Wednesday, January 21, 2009

Implementing Sharding in the Database

Over the past few weeks (years really) there has been some discussion on sharding. Instead of discussing when sharding is required, as there are good discussions on this already, I want to discuss how I would like to have sharding implemented in the database.

I want the database to handle sharding automatically, and where it can't be automatic, I want the database to help as much as it can.  Just like I want my business logic in a language ideally suited to it, and not stored procs (generally, there are always exceptions); I want all my physical persistence to be handled by the place that already does most of it, the database.  Having the database handle some of the physical persistence and the object relational layer handle the sharding logic isn’t ideal to me, and not just because the current object relational layers don’t have all the sharding functionality I want.  So here is what I want my database to do.  

1) I want to automatically route simple queries to the one shard that has the relevant data.  Hibernate shards already does this; I just want it implemented in the database.  The MPP (massively parallel processing) version of DB2 can also do this.

2) I need the ability to reshard data when a rebalancing of the shards is required, without downtime.  This is similar in concept to an index rebuild being done while the database is still up, which the expensive databases have implemented.  This is more complex than an index rebuild as multiple tables will need to be resharded before the resharding is complete. DB2 has functionality to reshard, but it requires down time last time I checked (which was a few years ago) .

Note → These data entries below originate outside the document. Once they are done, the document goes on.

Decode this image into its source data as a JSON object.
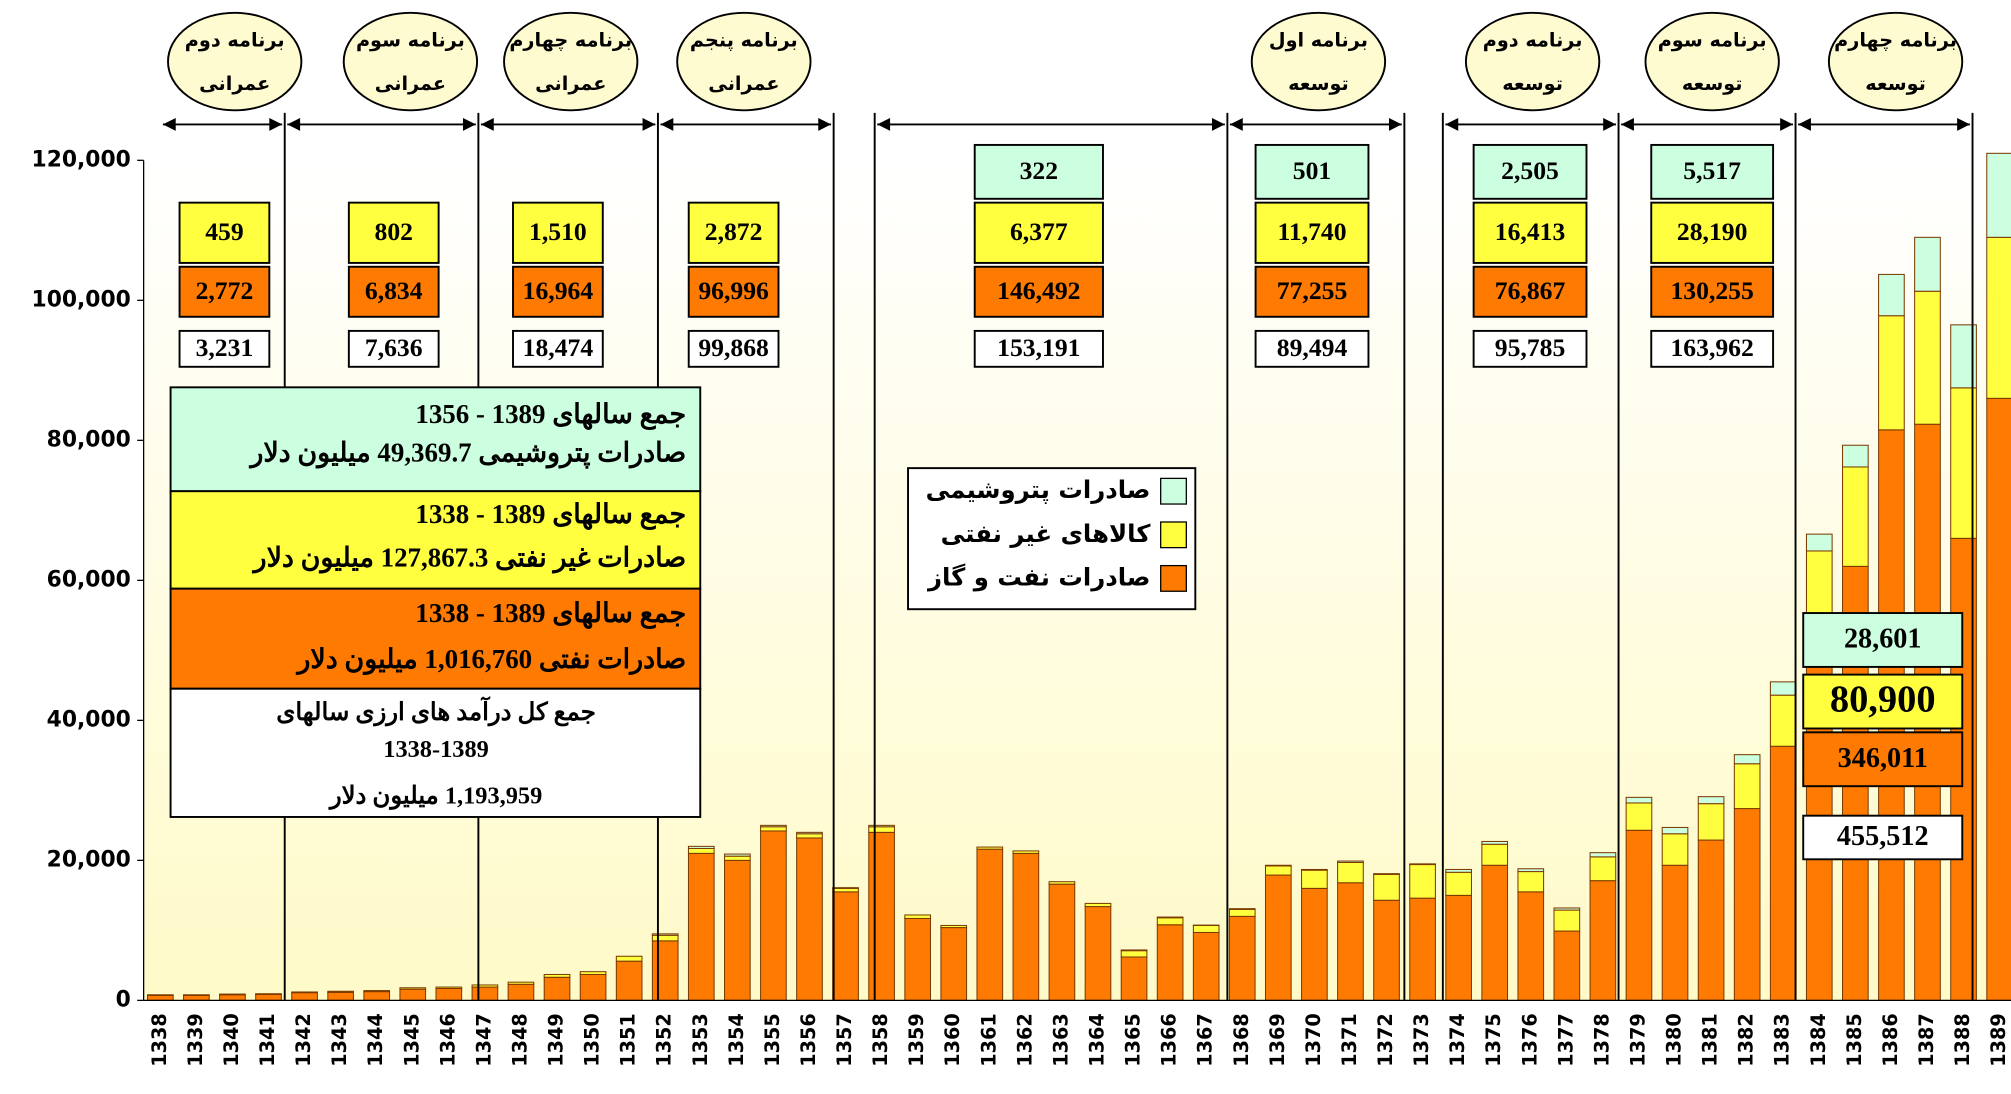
{
  "chart_data": {
    "type": "bar",
    "stacked": true,
    "categories": [
      "1338",
      "1339",
      "1340",
      "1341",
      "1342",
      "1343",
      "1344",
      "1345",
      "1346",
      "1347",
      "1348",
      "1349",
      "1350",
      "1351",
      "1352",
      "1353",
      "1354",
      "1355",
      "1356",
      "1357",
      "1358",
      "1359",
      "1360",
      "1361",
      "1362",
      "1363",
      "1364",
      "1365",
      "1366",
      "1367",
      "1368",
      "1369",
      "1370",
      "1371",
      "1372",
      "1373",
      "1374",
      "1375",
      "1376",
      "1377",
      "1378",
      "1379",
      "1380",
      "1381",
      "1382",
      "1383",
      "1384",
      "1385",
      "1386",
      "1387",
      "1388",
      "1389"
    ],
    "series": [
      {
        "name": "صادرات نفت و گاز",
        "color": "#ff7a00",
        "values": [
          700,
          700,
          800,
          850,
          1100,
          1150,
          1250,
          1600,
          1700,
          1900,
          2300,
          3300,
          3700,
          5600,
          8500,
          21000,
          20000,
          24200,
          23200,
          15500,
          24000,
          11700,
          10400,
          21600,
          21000,
          16600,
          13400,
          6200,
          10800,
          9700,
          12000,
          17900,
          16000,
          16800,
          14300,
          14600,
          15000,
          19300,
          15500,
          9900,
          17100,
          24300,
          19300,
          22900,
          27400,
          36300,
          53800,
          62000,
          81500,
          82300,
          66000,
          86000
        ]
      },
      {
        "name": "کالاهای غیر نفتی",
        "color": "#ffff40",
        "values": [
          100,
          100,
          100,
          100,
          100,
          150,
          150,
          200,
          200,
          300,
          300,
          400,
          400,
          700,
          800,
          700,
          600,
          600,
          600,
          500,
          800,
          500,
          300,
          300,
          350,
          350,
          450,
          900,
          1000,
          1000,
          1000,
          1300,
          2600,
          2900,
          3700,
          4800,
          3300,
          3000,
          2900,
          3000,
          3400,
          3900,
          4500,
          5200,
          6400,
          7300,
          10400,
          14200,
          16300,
          19000,
          21500,
          23000
        ]
      },
      {
        "name": "صادرات پتروشیمی",
        "color": "#ccffe0",
        "values": [
          0,
          0,
          0,
          0,
          0,
          0,
          0,
          0,
          0,
          0,
          0,
          0,
          0,
          0,
          200,
          300,
          300,
          200,
          200,
          100,
          200,
          0,
          0,
          0,
          0,
          0,
          0,
          100,
          100,
          50,
          100,
          100,
          100,
          200,
          100,
          100,
          400,
          400,
          400,
          300,
          600,
          800,
          900,
          1000,
          1300,
          1900,
          2400,
          3100,
          5900,
          7700,
          9000,
          12000
        ]
      }
    ],
    "ylim": [
      0,
      120000
    ],
    "yticks": [
      {
        "value": 0,
        "label": "0"
      },
      {
        "value": 20000,
        "label": "20,000"
      },
      {
        "value": 40000,
        "label": "40,000"
      },
      {
        "value": 60000,
        "label": "60,000"
      },
      {
        "value": 80000,
        "label": "80,000"
      },
      {
        "value": 100000,
        "label": "100,000"
      },
      {
        "value": 120000,
        "label": "120,000"
      }
    ],
    "legend": "center",
    "plans": [
      [
        "برنامه دوم",
        "عمرانی"
      ],
      [
        "برنامه سوم",
        "عمرانی"
      ],
      [
        "برنامه چهارم",
        "عمرانی"
      ],
      [
        "برنامه پنجم",
        "عمرانی"
      ],
      [
        "برنامه اول",
        "توسعه"
      ],
      [
        "برنامه دوم",
        "توسعه"
      ],
      [
        "برنامه سوم",
        "توسعه"
      ],
      [
        "برنامه چهارم",
        "توسعه"
      ]
    ],
    "period_totals": [
      {
        "non_oil": "459",
        "oil": "2,772",
        "total": "3,231"
      },
      {
        "non_oil": "802",
        "oil": "6,834",
        "total": "7,636"
      },
      {
        "non_oil": "1,510",
        "oil": "16,964",
        "total": "18,474"
      },
      {
        "non_oil": "2,872",
        "oil": "96,996",
        "total": "99,868"
      },
      {
        "petro": "322",
        "non_oil": "6,377",
        "oil": "146,492",
        "total": "153,191"
      },
      {
        "petro": "501",
        "non_oil": "11,740",
        "oil": "77,255",
        "total": "89,494"
      },
      {
        "petro": "2,505",
        "non_oil": "16,413",
        "oil": "76,867",
        "total": "95,785"
      },
      {
        "petro": "5,517",
        "non_oil": "28,190",
        "oil": "130,255",
        "total": "163,962"
      },
      {
        "petro": "28,601",
        "non_oil": "80,900",
        "oil": "346,011",
        "total": "455,512"
      }
    ],
    "summary": {
      "petro": [
        "جمع سالهای  1389 - 1356",
        "صادرات پتروشیمی 49,369.7 میلیون دلار"
      ],
      "non_oil": [
        "جمع سالهای  1389 - 1338",
        "صادرات غیر نفتی 127,867.3 میلیون دلار"
      ],
      "oil": [
        "جمع سالهای  1389 - 1338",
        "صادرات نفتی 1,016,760 میلیون دلار"
      ],
      "total": [
        "جمع کل درآمد های ارزی سالهای",
        "1338-1389",
        "1,193,959 میلیون دلار"
      ]
    }
  }
}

3) Finally, and this is a superset of #1, I want to be able to run one SQL statement across multiple shards at the same time.  The database will send the SQL to all the relevant shards, run as much of the SQL on that shard as possible, using something like the function shipping that DB2 MPP has, and then aggregate the data from the various shards into one result set.  All I need to do this is execute one SQL statement.  Stated differently, all the shards will look like one database.  This won’t be easy to implement, and will probably be limited in functionality at first, but this long term goal is why implementing sharding in the database makes sense. 

This might sound a bit like an advertisement for the MPP version of DB2, but if it were open source I would at strongly consider implementing it for applications that need database sharding. Given that that is not likely to happen, I hope a reliable open source database, like MySQL, or Drizzle, or PostgreSQL, starts implementing this reasonably soon.

This sharding functionality, for the types of problems I’m seeing, is more important than any other new MySQL functionality, including better scaling on multi-core systems. With all above functionality, I can reasonably easily have multiple shards on one machine. Not that I don’t want much better multi-core CPU scalability, I do, as more shards are still harder to manage than less shards, it just isn’t as important as better sharding functionality.  I absolutely need the ability to shard; I don't absolutely need the ability to effectively use every CPU on a server with one shard. 

On another note, I’ll be giving a presentation on table partitioning at the MySQL conference.  This won’t be a basic presentation on how to implement partitioning, instead I’ll be highlighting scenarios where partitioning will degrade performance and cases where it improves performance.  I’ll show examples where, in spite of degraded performance for some tasks, it still might make sense to implement it.  An analogy here would be indexes, where adding an index can speed up some selects at the expense of slowing down inserts and some updates.